Follow the drift to the continent

A new Internet site means European schools can work together and share resources. Roger Frost reports

Ever wondered what schools in the rest of Europe were up to? Or how to touch base with innovative projects abroad, perhaps collaborating with Greek pupils who are measuring light pollution?

A scheme to link European schools was launched in Brussels last month and has Pounds 2 million of European Commission support. Called the European Schoolnet, it will use the Internet to help schools work across national borders and will be packed with ideas and class materials.

European Schoolnet, or EUN, was pioneered in Sweden, so it was fitting that their minister for school and adult education, Ylva Johansson, unveiled the service. She has been working on it since 1996, fired by a desire for students and teachers to "establish cross-border co-operation and links" and to open schools to the world.

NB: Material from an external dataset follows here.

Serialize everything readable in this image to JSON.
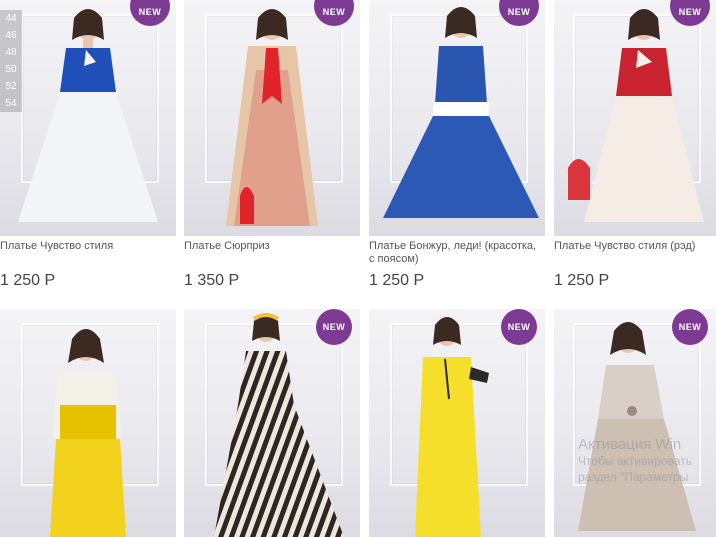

Ms Johansson believed that information and communications technology would be "a major driving force in the transformation of oursystem".

EUN is a network of European national education networks that includes Britain's National Grid for Learning. Aimed at the continent's 60 million students and 4.5 million teachers, it has a guide for beginners, discussion areas and a contact gallery for project partners.

A European Virtual School, a Virtual Teacher College and links to sources of funding code-named Socrates and Leonardo da Vinci can also be found here.

At a launch conference, four education ministers were on hand to welcome the service and talk about their country's progress with ICT. Many countries showed their keynote projects, and an American school showcased IBM's Wired for Learning - a school website that has built a remarkable partnership between pupils, teachers, parents and others.

What was notable was an absence of UK politicians - all the more surprising considering Britain is well represented on the Schoolnet management committee.